Les livres de David Turgeon, par exemple, sont d’élégantes déclarations de guerre à l’ordre. Brandissant un splendide majeur à notre monde « ordinaire » où l’érudition est suspecte, l’auteur emploie une langue riche à craquer, truffée de raretés et d’archaïsmes qui nous transportent dans une sorte de monde parallèle qu’il décrit comme on raconte un rêve. Des villes qui ressemblent aux nôtres, mais pas vraiment non plus. On y parle en s’amusant avec la langue, comme avec un matériau qui enrichit la vie et sert à autre chose qu’à communiquer, mais aussi à donner du sens aux choses.

J’avais adoré son précédent roman, Le continent de plastique. Simone au travail va encore plus loin dans une veine analogue, nous plongeant avec délectation dans un imaginaire foisonnant, traversé de mille digressions qui sont autant d’actes de résistance en cela qu’elles concernent des sujets de réflexion en marge de cette vie banale que décrit Mathieu Bélisle.

Féministe, érotique, politique, artistique, social, intrigant, jouissivement déroutant : Simone au travail est une balade en forêt, menée par un guide un peu fou, qui a choisi de nous perdre en chemin pour nous laisser apprécier le vertige de l’égarement.

Se perdre. Voilà de quoi ce monde a besoin. Du moins, avant de laisser ses désirs programmés le mener à sa perte.

Nous nous accrochons à la vie ordinaire parce que nous sommes incapables d’imaginer le monde autrement que dans l’éternel recommencement de ce qui pourtant nous rend malheureux. Dépressifs, anxieux, outremangeurs sans plus rien goûter; notre sommeil est hanté par le cauchemar de tout perdre.

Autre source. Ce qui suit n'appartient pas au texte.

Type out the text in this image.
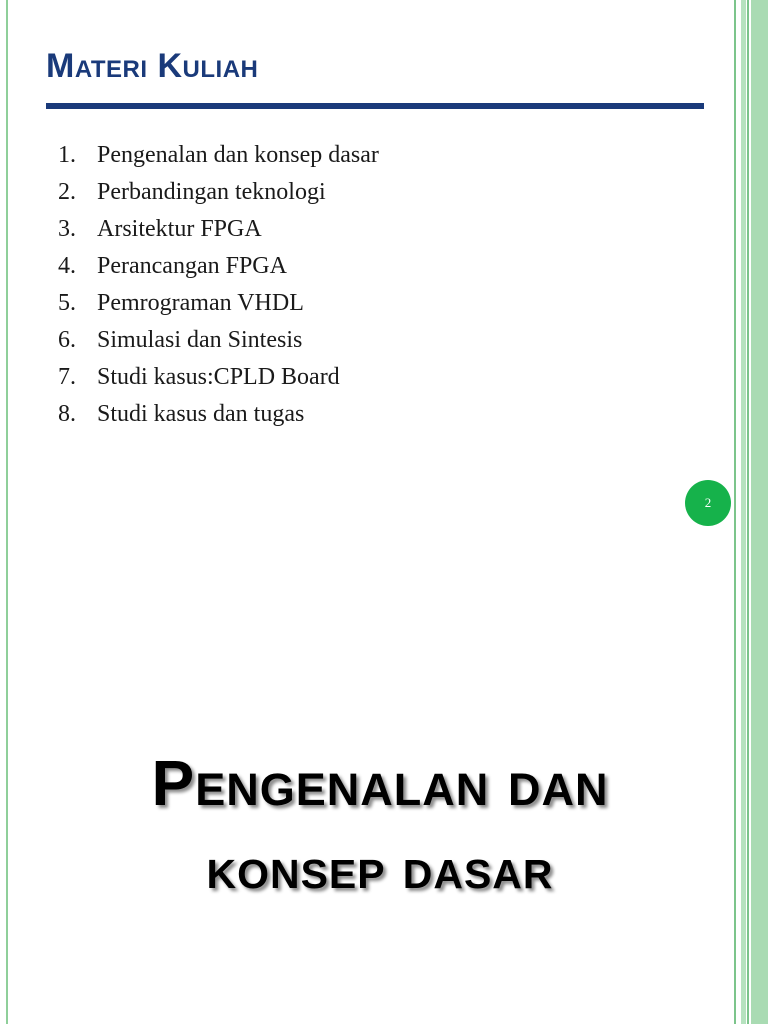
Materi Kuliah
1. Pengenalan dan konsep dasar
2. Perbandingan teknologi
3. Arsitektur FPGA
4. Perancangan FPGA
5. Pemrograman VHDL
6. Simulasi dan Sintesis
7. Studi kasus:CPLD Board
8. Studi kasus dan tugas
2
Pengenalan dan
konsep dasar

À moins qu’il s’agisse d’un fantasme?

C’est dans ce lieu que commence la révolution : le territoire de nos rêves dont les romanciers et les essayistes sont les explorateurs. Ils nous confrontent à nos contradictions, nous forcent à l’empoignade intime entre envies et conscience. Ils nous disent la même chose que ce slogan du printemps 2012 : le combat est avenir.